7. Spring clean your reports. Many data systems have reporting functions which require knowledge of SQL, for instance, to generate a report. Is the library of reports which have been coded a manageable size, and they reports which you still need? Find out what reports have already been written, remove duplicates, specify what you need now, and share the menu with others. Manage requests for new reports – if there’s real value in a new report, then it’s worth coding, but sometimes a colleague can happily use what already exists.


These seven tips won’t give you big data – you’ll still be casting longing glances at the analytics some universities use – but they will help you make an impact. And once the management team gets an appetite for data, who knows where that will go?

Tuesday, 25 March 2014

Bigger is better?

Every now and then there’s a splash about the sheer number of administrators in higher education – see, for example, Registrarism’s post in February 2014 picking up on a scare story in the Chronicle of Higher Education.  If you set aside the nostalgia for imagined lost days of senior common rooms, pliant students and No Administrators, there is a an interesting question about how much universities actually spend.

In the UK at least this is public data, from HESA.  I looked at the proportion of staff spend by UK universities which was not on academic staff.  I excluded staff spend on premises (ie estates and facilities management) and residences because these are sometimes contracted out, which would skew the data.  And I plotted this data, for 2011-12, against total income of institutions in that same year.  The resulting chart can be found via the Resources page on hughjonesconsulting.co.uk, here.

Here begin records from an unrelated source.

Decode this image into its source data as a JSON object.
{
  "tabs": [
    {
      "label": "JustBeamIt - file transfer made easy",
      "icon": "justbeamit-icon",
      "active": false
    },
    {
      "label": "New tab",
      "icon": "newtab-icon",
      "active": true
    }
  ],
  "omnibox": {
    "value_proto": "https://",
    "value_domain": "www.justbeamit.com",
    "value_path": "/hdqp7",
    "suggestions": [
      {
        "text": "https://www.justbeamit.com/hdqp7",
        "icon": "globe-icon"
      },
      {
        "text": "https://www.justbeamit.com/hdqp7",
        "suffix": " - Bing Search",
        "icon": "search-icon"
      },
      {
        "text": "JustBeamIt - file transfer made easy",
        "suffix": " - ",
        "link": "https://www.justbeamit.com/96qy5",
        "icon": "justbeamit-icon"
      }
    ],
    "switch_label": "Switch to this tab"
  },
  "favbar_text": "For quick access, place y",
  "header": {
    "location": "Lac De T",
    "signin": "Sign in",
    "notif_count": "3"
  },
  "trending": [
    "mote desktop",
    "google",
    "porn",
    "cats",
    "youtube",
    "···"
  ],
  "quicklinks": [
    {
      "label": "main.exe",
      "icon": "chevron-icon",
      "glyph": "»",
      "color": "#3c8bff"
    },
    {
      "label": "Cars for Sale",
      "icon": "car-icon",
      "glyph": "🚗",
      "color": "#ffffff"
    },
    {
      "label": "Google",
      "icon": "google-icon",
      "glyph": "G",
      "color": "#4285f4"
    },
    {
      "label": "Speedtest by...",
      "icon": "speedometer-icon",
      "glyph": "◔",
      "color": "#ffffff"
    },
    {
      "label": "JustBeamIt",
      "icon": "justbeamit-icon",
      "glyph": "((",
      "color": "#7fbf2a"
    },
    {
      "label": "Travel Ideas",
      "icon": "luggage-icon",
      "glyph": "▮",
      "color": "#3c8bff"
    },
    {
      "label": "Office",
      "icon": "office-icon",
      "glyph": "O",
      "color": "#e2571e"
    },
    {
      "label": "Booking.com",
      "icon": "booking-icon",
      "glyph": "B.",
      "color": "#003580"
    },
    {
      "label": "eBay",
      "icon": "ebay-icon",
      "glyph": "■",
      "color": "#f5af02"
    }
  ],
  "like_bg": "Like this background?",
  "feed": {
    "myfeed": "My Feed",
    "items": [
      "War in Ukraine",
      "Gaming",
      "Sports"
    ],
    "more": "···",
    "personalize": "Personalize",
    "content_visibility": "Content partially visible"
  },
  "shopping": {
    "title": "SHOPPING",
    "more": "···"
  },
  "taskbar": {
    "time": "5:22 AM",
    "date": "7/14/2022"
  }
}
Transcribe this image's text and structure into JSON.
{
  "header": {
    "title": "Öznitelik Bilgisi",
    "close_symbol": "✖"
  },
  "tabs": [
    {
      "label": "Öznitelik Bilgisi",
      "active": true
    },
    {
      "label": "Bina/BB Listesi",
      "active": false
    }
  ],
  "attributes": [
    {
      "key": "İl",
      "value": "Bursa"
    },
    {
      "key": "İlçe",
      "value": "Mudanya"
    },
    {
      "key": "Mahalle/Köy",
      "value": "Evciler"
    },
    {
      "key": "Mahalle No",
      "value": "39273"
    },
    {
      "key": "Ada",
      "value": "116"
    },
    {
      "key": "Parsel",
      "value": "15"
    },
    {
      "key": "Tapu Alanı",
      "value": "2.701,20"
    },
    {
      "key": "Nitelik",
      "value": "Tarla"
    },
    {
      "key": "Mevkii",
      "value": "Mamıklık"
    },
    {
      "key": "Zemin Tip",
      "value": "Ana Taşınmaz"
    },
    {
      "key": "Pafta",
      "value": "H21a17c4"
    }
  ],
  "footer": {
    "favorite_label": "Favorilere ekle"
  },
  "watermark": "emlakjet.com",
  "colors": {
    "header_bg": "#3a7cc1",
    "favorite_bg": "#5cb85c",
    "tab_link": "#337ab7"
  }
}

And what do we see?  Well, there does seem to be a correlation between scale and less spend on professional service staff.  (Remember – correlation does not imply causality, although as Edward Tufte observes, it sure is a hint.)  But what a variation there is too – spend is pretty much all over the place.

It’s important not to jump to conclusions about this.  Importantly, there’s no data here about the quality of the service provided, and maybe you get more and better if you spend more.  And UK universities aren’t all the same, and don’t operate in a vacuum.  So, I’d want to look at subject mix; location; research-intensiveness; and history (because patterns of spend tend to lock themselves in over the years; and because many universities saw their unit of resources squeezed by late 1980’s and early 1990’s public funding mechanisms).

But there’s also food for thought.  Are you above the line or below it?